Labels are separated by commas and can contain alphanumeric characters and many special characters. The Labeler job can be used to add a label to resources produced in a workflow.
Rodan makes it possible to select and manage multiple resources at a time. Hold the Control
key
(Command
on macOS) and click multiple resources to select them. It's also possible to select
a resource, hold Shift
, and click another resource to select all the resources in the list between
those two resources and the resources themselves.
When multiple resources are selected it's possible to change attributes that already have the same value (i.e., file type and labels) and perform actions available on all the resources (e.g., delete, download). It's not perfect, but it helps save time when going through resources in Rodan.
While one can use the OMR workflow to process individual folios, it can also be used to process a complete manuscript. Check Running the Same Workflow with Different Resources for more information.

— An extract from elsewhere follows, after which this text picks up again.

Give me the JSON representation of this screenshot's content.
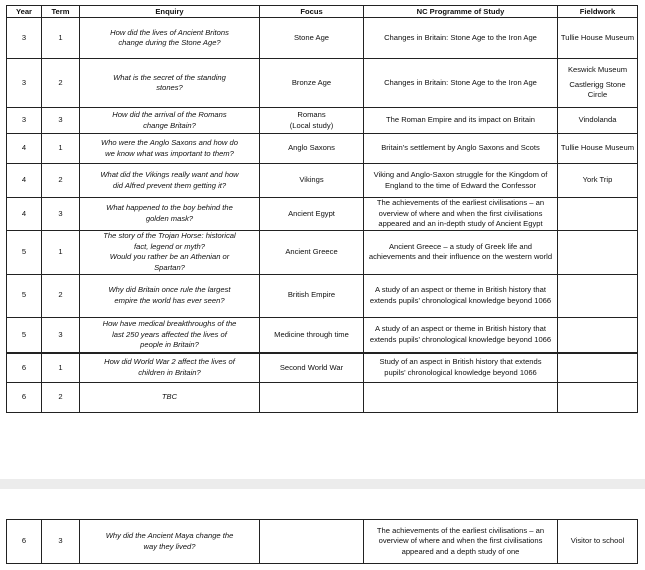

When processing multiple folios in the OMR workflow, if having the transcript text, you are changing the resources of two input ports---the one for the image at the beginning of the workflow, and the one for the transcript of the lyrics in the Text Alignment job---between workflow runs (this is scenario 2 of the Running the Same Workflow with Different Resources). Then, the resources for each run must be assigned to the input ports taking care that the same number of resources must be assigned to each input port that has more than one resource assigned (here the input port of the PNG job at the beginning of the workflow and the input port for the transcript of the neumed text of the Text Alignment job) and the nth resource of each port will be in the same workflow run. To guarantee the latter, making sure that both images and text files are processed in the same workflow run, one needs to provide the list of images and text files in the same order in their respective input ports. To achieve this, it is recommended to follow these conventions:
- Use three digits for the folio numbers (e.g., use 001r and 010v rather than 1r and 10v, respectively).
- Remove any images with no chant content (e.g., front and back book covers, blank pages, and pages containing only staves or illuminations with no music content) since these are not supposed to be processed by the OMR workflow, and you won't have a transcript text corresponding to them.
The previous conventions would allow to correctly sort the resources by their filename within Rodan, guaranteeing the same order for both images and transcript files and, thus, the processing of the images with their corresponding text.
In addition to the images and transcript texts, there are other resources needed to run this OMR end-to-end workflow (the list of all resources is outlined in Digital Resources):
- Document-segmentation models generated with the patchwise trainer.
- Training data (and feature selection/weights if needed) to use for the non-interactive classifier.
- OCR model for the Text Alignment job.
- MEI Mapping CSV file for the MEI Encoding job generated with the MEI Mapping Tool.
Unlike the images and transcript text files, these resources are constant between workflow runs. Therefore, the user just needs to assign one resource to the corresponding input port, and that resource will be used in all workflow runs generated.